When you consider the frequency of incidents like this and factor in how sparsely populated most of the world is you'd have far better odds winning the lottery.


There's thousands of other more dangerous things you should worry about in your daily life. Like lightning or shark attacks.

Now on the other hand, you could be taken out by an entire airplane crashing, e.g. https://en.wikipedia.org/wiki/American_Airlines_Flight_587


People on the ground were also killed as a result of the Pan Am Lockerbie bombing.


And quite a few when El Al 1862 crashed into a building near Amsterdam Shiphol airport (both engines on one side of the cargo 747 had come off, plus leading edge of the wing, and when they later slowed down for landing, that side stalled irrecoverably :-/

But that's not debris, that was a whole damn 747.
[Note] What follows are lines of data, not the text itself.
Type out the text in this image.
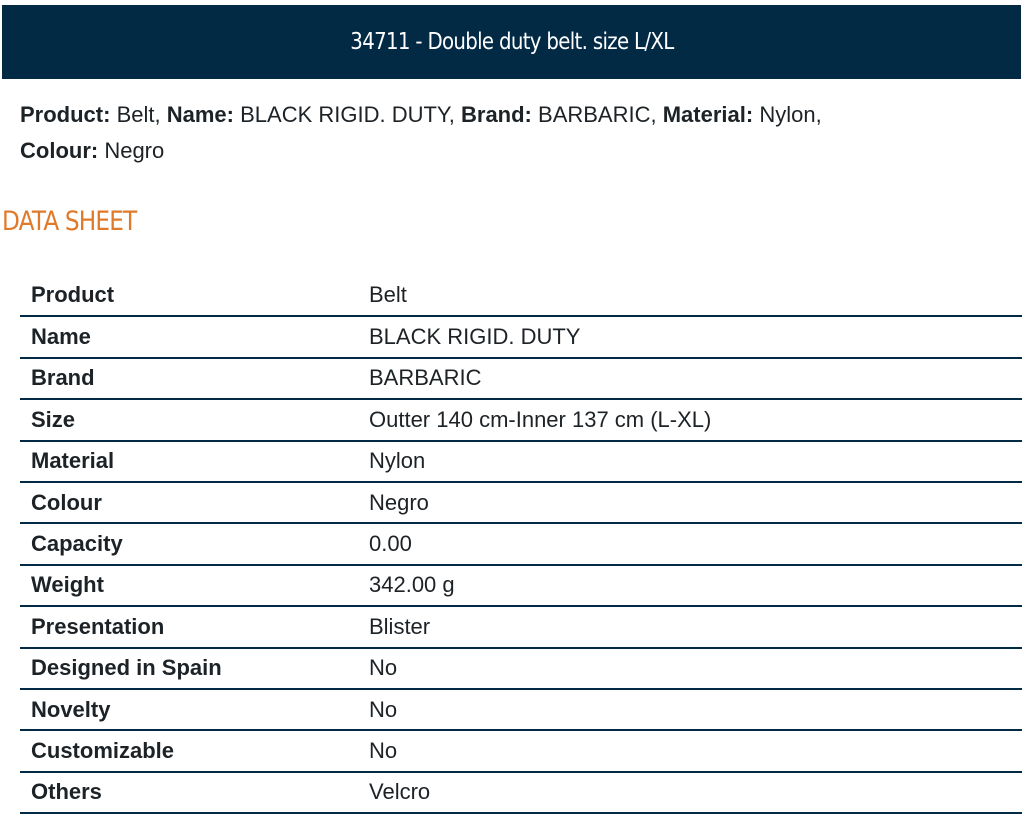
34711 - Double duty belt. size L/XL
Product: Belt, Name: BLACK RIGID. DUTY, Brand: BARBARIC, Material: Nylon,
Colour: Negro
DATA SHEET
Product	Belt
Name	BLACK RIGID. DUTY
Brand	BARBARIC
Size	Outter 140 cm-Inner 137 cm (L-XL)
Material	Nylon
Colour	Negro
Capacity	0.00
Weight	342.00 g
Presentation	Blister
Designed in Spain	No
Novelty	No
Customizable	No
Others	Velcro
https://en.wikipedia.org/wiki/El_Al_Flight_1862


Just don't live under the airport approach and departure corridors. (I live under the landing corridor, I enjoy watching the airliners float by overhead.)

Watch out for blue meteorites :-)


I live near Heathrow, and I usually see 4-6 A380s flying over about lunchtime every day (heading to Asia, I guess). They're pretty spectacular, they almost look too slow/large to fly.


Debris from the Qantas A380 engine failure several years back fell on some buildings in Indonesia. Nobody was hurt though.